While few people find the annual inevitability of filing a tax return to be a cause for celebration, tax preparation can seem like a pleasure compared to the pain that comes from opening an IRS audit notice. An audit is never good news, but fortunately it is avoidable for most of us. In fact, the IRS is happy to share with American taxpayers the items that are most likely to lead to additional scrutiny. However, if you’d like to guarantee closer inspection from the taxman, simply get “creative” in the following key areas:
The Hobby Loss
Some businesses lose money. The IRS understands that this is a sad fact of life, but the government will carefully scrutinize a business that consistently loses money year after year. Is it really a business or is it an expensive hobby? If you’ve turned a profit in three of the last five years, the IRS is likely to consider this a legitimate business. If your business has not met that threshold, be prepared to make a convincing case for your heartfelt interest in running this business in the black.
It should come as no surprise that the IRS likes statistics. It has its own ideas about the deductions that are typical for a given level of income. If you fall too far outside the conventional limits, it raises red flags. For some categories, like the mortgage interest deduction, the IRS receives independent verification. For others, like charitable deductions, there is no such confirmation. If the IRS has questions related to charitable deductions, be prepared to provide complete written records. Several computer software programs like TurboTax or the Turbo Tax Military edition for those in the armed forces are available to help you figure deductions for charitable contributions.. Don’t forget to get a receipt from the charity of any donated goods.
The Home Office
Although many people work at home and require a home office, this deduction oftentimes results in extra IRS attention. The rules related to home offices are complex. Is your home the principal place of business? Do you have another office? Is your home office used exclusively for business? If you occasionally do some paperwork at the kitchen table, be prepared for a hefty fine. Even if you qualify, resist the temptation to exaggerate the office’s size in relation to the rest of the home. The IRS uses a standard ratio to determine the extent to which home expenses can be attributed to the business.
The Schedule C Problem
The IRS takes special interest in Schedule C, the home of business and self-employment income, because it estimates that it accounts for more than 60 percent of all under-reported income. Schedule C income can come from several sources, but some of it is likely to be reported on Form 1099, and the IRS gets a copy of that form. The income shown on Form 1099 should match the income reported on your return.
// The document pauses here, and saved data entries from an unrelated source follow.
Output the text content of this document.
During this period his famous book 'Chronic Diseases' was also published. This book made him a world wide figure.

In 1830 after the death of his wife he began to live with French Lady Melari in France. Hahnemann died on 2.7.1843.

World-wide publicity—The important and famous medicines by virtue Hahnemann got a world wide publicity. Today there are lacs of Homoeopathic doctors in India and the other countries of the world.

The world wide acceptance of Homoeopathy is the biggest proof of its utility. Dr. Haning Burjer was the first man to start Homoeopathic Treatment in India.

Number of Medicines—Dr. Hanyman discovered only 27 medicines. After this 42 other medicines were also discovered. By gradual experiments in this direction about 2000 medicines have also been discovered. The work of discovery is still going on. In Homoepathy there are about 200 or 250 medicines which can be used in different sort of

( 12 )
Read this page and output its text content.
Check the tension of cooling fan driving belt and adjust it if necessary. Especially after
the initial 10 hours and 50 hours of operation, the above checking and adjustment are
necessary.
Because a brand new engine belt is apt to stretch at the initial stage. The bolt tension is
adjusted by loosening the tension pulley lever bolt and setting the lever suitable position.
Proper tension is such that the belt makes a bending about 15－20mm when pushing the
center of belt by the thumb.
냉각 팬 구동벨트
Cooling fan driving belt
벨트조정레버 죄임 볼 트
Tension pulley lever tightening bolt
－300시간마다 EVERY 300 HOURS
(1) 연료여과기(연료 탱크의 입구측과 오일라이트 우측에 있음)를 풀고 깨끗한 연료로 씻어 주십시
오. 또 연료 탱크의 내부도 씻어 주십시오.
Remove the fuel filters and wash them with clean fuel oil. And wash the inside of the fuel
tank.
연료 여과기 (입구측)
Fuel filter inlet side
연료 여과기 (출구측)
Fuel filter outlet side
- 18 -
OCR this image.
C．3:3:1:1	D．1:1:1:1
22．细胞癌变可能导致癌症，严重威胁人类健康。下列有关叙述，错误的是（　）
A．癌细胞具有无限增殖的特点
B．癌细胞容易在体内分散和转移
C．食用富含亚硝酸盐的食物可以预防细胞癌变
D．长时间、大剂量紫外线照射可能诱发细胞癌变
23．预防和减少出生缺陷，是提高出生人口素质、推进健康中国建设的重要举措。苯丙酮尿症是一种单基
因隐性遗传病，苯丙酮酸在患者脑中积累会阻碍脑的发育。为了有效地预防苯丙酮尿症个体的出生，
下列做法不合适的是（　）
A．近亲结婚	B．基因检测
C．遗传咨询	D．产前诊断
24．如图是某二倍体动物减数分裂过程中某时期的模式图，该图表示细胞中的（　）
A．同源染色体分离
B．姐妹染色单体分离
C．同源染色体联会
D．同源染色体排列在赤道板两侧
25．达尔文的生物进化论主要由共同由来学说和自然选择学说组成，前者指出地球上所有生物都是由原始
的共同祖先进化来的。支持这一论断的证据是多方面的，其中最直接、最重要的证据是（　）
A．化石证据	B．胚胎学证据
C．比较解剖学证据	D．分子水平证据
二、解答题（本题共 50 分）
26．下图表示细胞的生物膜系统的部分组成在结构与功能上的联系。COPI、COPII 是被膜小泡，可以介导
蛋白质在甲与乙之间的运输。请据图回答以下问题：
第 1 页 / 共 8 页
The other side of the Schedule C ledger can also cause problems. Overstated business expenses or deducting expenses that have only a tenuous connection to your business is an open invitation for further scrutiny. If you are convinced that your expenses are legitimate, be sure that you have written records that back this up.
Business Use of Your Car
There are many perfectly legitimate ways to use your car in business, but the IRS has some very definite ideas about what you can deduct. An incidental business purpose is not enough to make a trip deductible. Commuting doesn’t count, even if you had to stop off at the printer to pick up copies of your latest proposal. If you drove those proposals from your office to your client, however, that makes for a business purpose. In any event, written records are crucial, and they should spell out locations, mileage and a legitimate business reason for any trip you hope to deduct.
An IRS audit does not have to be the end of the world. In its simplest form, it may consist of a letter asking for additional information or provide an invoice for additional taxes owed. In almost all cases, the taxpayer has the opportunity to either agree with the IRS and make the changes, or disagree and enter an appeal. If you want give yourself the best chance of avoiding contact with the IRS after you’ve submitted your return, pay close attention to the topics that tend to catch the taxman’s skeptical eye.